Unidentified Analyst

 

Can I just — sorry can I just clarify on that point because I thought that the vast majority of metastatic patients (inaudible) develop main metastases are at the bone met. So are you basically expecting to be as good on bone met as other therapies, but have the broader application? Or (inaudible) separately

 

Vasant Narasimhan - Novartis AG - CEO

Let me try one more time, Maria.
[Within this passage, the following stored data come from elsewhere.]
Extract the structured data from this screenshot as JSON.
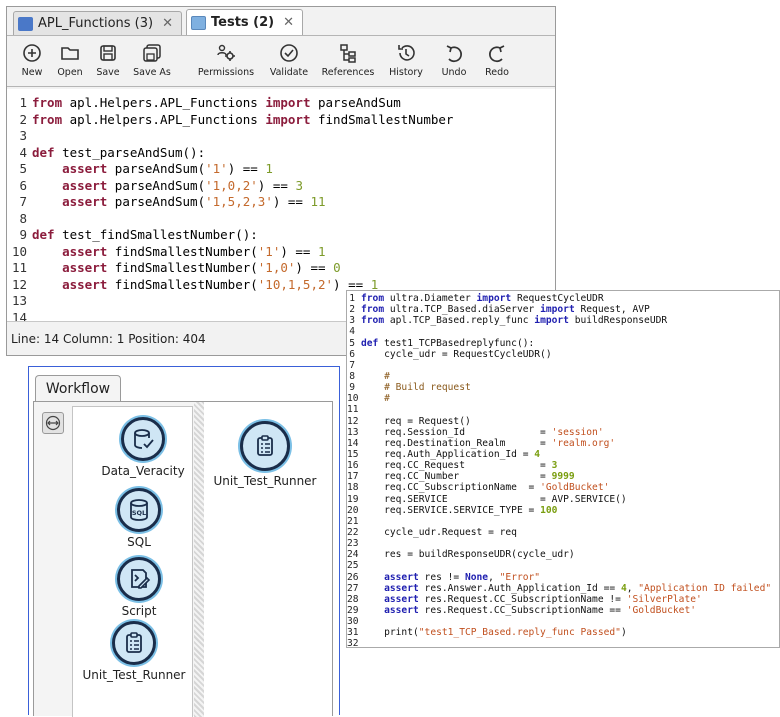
{
  "editor": {
    "tabs": [
      {
        "label": "APL_Functions (3)",
        "close": "✕"
      },
      {
        "label": "Tests (2)",
        "close": "✕"
      }
    ],
    "toolbar": {
      "new": "New",
      "open": "Open",
      "save": "Save",
      "save_as": "Save As",
      "permissions": "Permissions",
      "validate": "Validate",
      "references": "References",
      "history": "History",
      "undo": "Undo",
      "redo": "Redo"
    },
    "code_lines": [
      [
        {
          "t": "from",
          "c": "kw"
        },
        {
          "t": " apl.Helpers.APL_Functions "
        },
        {
          "t": "import",
          "c": "kw"
        },
        {
          "t": " parseAndSum"
        }
      ],
      [
        {
          "t": "from",
          "c": "kw"
        },
        {
          "t": " apl.Helpers.APL_Functions "
        },
        {
          "t": "import",
          "c": "kw"
        },
        {
          "t": " findSmallestNumber"
        }
      ],
      [],
      [
        {
          "t": "def",
          "c": "kw"
        },
        {
          "t": " test_parseAndSum():"
        }
      ],
      [
        {
          "t": "    "
        },
        {
          "t": "assert",
          "c": "kw"
        },
        {
          "t": " parseAndSum("
        },
        {
          "t": "'1'",
          "c": "st"
        },
        {
          "t": ") == "
        },
        {
          "t": "1",
          "c": "nm"
        }
      ],
      [
        {
          "t": "    "
        },
        {
          "t": "assert",
          "c": "kw"
        },
        {
          "t": " parseAndSum("
        },
        {
          "t": "'1,0,2'",
          "c": "st"
        },
        {
          "t": ") == "
        },
        {
          "t": "3",
          "c": "nm"
        }
      ],
      [
        {
          "t": "    "
        },
        {
          "t": "assert",
          "c": "kw"
        },
        {
          "t": " parseAndSum("
        },
        {
          "t": "'1,5,2,3'",
          "c": "st"
        },
        {
          "t": ") == "
        },
        {
          "t": "11",
          "c": "nm"
        }
      ],
      [],
      [
        {
          "t": "def",
          "c": "kw"
        },
        {
          "t": " test_findSmallestNumber():"
        }
      ],
      [
        {
          "t": "    "
        },
        {
          "t": "assert",
          "c": "kw"
        },
        {
          "t": " findSmallestNumber("
        },
        {
          "t": "'1'",
          "c": "st"
        },
        {
          "t": ") == "
        },
        {
          "t": "1",
          "c": "nm"
        }
      ],
      [
        {
          "t": "    "
        },
        {
          "t": "assert",
          "c": "kw"
        },
        {
          "t": " findSmallestNumber("
        },
        {
          "t": "'1,0'",
          "c": "st"
        },
        {
          "t": ") == "
        },
        {
          "t": "0",
          "c": "nm"
        }
      ],
      [
        {
          "t": "    "
        },
        {
          "t": "assert",
          "c": "kw"
        },
        {
          "t": " findSmallestNumber("
        },
        {
          "t": "'10,1,5,2'",
          "c": "st"
        },
        {
          "t": ") == "
        },
        {
          "t": "1",
          "c": "nm"
        }
      ],
      [],
      []
    ],
    "status": "Line: 14  Column: 1  Position: 404"
  },
  "workflow": {
    "tab_label": "Workflow",
    "palette": [
      {
        "label": "Data_Veracity",
        "icon": "data-veracity-icon"
      },
      {
        "label": "SQL",
        "icon": "sql-icon"
      },
      {
        "label": "Script",
        "icon": "script-icon"
      },
      {
        "label": "Unit_Test_Runner",
        "icon": "unit-test-runner-icon"
      }
    ],
    "canvas_node": {
      "label": "Unit_Test_Runner",
      "icon": "unit-test-runner-icon"
    }
  },
  "overlay_code": [
    [
      {
        "t": "from",
        "c": "k2"
      },
      {
        "t": " ultra.Diameter "
      },
      {
        "t": "import",
        "c": "k2"
      },
      {
        "t": " RequestCycleUDR"
      }
    ],
    [
      {
        "t": "from",
        "c": "k2"
      },
      {
        "t": " ultra.TCP_Based.diaServer "
      },
      {
        "t": "import",
        "c": "k2"
      },
      {
        "t": " Request, AVP"
      }
    ],
    [
      {
        "t": "from",
        "c": "k2"
      },
      {
        "t": " apl.TCP_Based.reply_func "
      },
      {
        "t": "import",
        "c": "k2"
      },
      {
        "t": " buildResponseUDR"
      }
    ],
    [],
    [
      {
        "t": "def",
        "c": "k2"
      },
      {
        "t": " test1_TCPBasedreplyfunc():"
      }
    ],
    [
      {
        "t": "    cycle_udr = RequestCycleUDR()"
      }
    ],
    [],
    [
      {
        "t": "    "
      },
      {
        "t": "#",
        "c": "c2"
      }
    ],
    [
      {
        "t": "    "
      },
      {
        "t": "# Build request",
        "c": "c2"
      }
    ],
    [
      {
        "t": "    "
      },
      {
        "t": "#",
        "c": "c2"
      }
    ],
    [],
    [
      {
        "t": "    req = Request()"
      }
    ],
    [
      {
        "t": "    req.Session_Id             = "
      },
      {
        "t": "'session'",
        "c": "s2"
      }
    ],
    [
      {
        "t": "    req.Destination_Realm      = "
      },
      {
        "t": "'realm.org'",
        "c": "s2"
      }
    ],
    [
      {
        "t": "    req.Auth_Application_Id = "
      },
      {
        "t": "4",
        "c": "n2"
      }
    ],
    [
      {
        "t": "    req.CC_Request             = "
      },
      {
        "t": "3",
        "c": "n2"
      }
    ],
    [
      {
        "t": "    req.CC_Number              = "
      },
      {
        "t": "9999",
        "c": "n2"
      }
    ],
    [
      {
        "t": "    req.CC_SubscriptionName  = "
      },
      {
        "t": "'GoldBucket'",
        "c": "s2"
      }
    ],
    [
      {
        "t": "    req.SERVICE                = AVP.SERVICE()"
      }
    ],
    [
      {
        "t": "    req.SERVICE.SERVICE_TYPE = "
      },
      {
        "t": "100",
        "c": "n2"
      }
    ],
    [],
    [
      {
        "t": "    cycle_udr.Request = req"
      }
    ],
    [],
    [
      {
        "t": "    res = buildResponseUDR(cycle_udr)"
      }
    ],
    [],
    [
      {
        "t": "    "
      },
      {
        "t": "assert",
        "c": "k2"
      },
      {
        "t": " res != "
      },
      {
        "t": "None",
        "c": "k2"
      },
      {
        "t": ", "
      },
      {
        "t": "\"Error\"",
        "c": "s2"
      }
    ],
    [
      {
        "t": "    "
      },
      {
        "t": "assert",
        "c": "k2"
      },
      {
        "t": " res.Answer.Auth_Application_Id == "
      },
      {
        "t": "4",
        "c": "n2"
      },
      {
        "t": ", "
      },
      {
        "t": "\"Application ID failed\"",
        "c": "s2"
      }
    ],
    [
      {
        "t": "    "
      },
      {
        "t": "assert",
        "c": "k2"
      },
      {
        "t": " res.Request.CC_SubscriptionName != "
      },
      {
        "t": "'SilverPlate'",
        "c": "s2"
      }
    ],
    [
      {
        "t": "    "
      },
      {
        "t": "assert",
        "c": "k2"
      },
      {
        "t": " res.Request.CC_SubscriptionName == "
      },
      {
        "t": "'GoldBucket'",
        "c": "s2"
      }
    ],
    [],
    [
      {
        "t": "    print("
      },
      {
        "t": "\"test1_TCP_Based.reply_func Passed\"",
        "c": "s2"
      },
      {
        "t": ")"
      }
    ],
    []
  ],
  "colors": {
    "keyword": "#8b1c3c",
    "string": "#c46a2d",
    "number": "#7d9b2a",
    "workflow_border": "#3a60d8"
  }
}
When you think about radiopharmaceuticals traditionally conceived, you’re infusing a radioactive compound systemically IV. And those radioactive compounds have certain affinities. So radium has affinity in places where there is calcium. So radium builds up in the bone. So you have systemic side effects. And if you don’t have a very targeted approach to all of where you find the relevant cancer because this is really infusing a radioactive agent. Radioligand therapy, which is what we do with Advanced Accelerator Applications and what we do here with Endocyte, links a scientifically well-understood ligand that’s specific to a specific cancer that links to a radioactive particle through conjugation chemistry. In the case of prostate cancer, there is a well-understood androgen called prostate-specific membrane antigen, PSMA, which is used as a diagnostic and ultimately used for treating the cancer. So our aspiration is, based on all the science we understand, is that the these PSMAs are overexpressed prostate cancer cell. So wherever you find prostate cancer in the body, you will be able to treat with radioligand therapy as that by Endocyte. Our expectation is we will be able to work well in bone met, but more importantly, we will work well for anywhere in the body that you find prostate cancer. And then we hope to create overall survival benefit and progression-free survival benefits in the indication of prostate cancer.

 

[Portions of the transcript that are unrelated to the Proposed Acquisition are omitted.]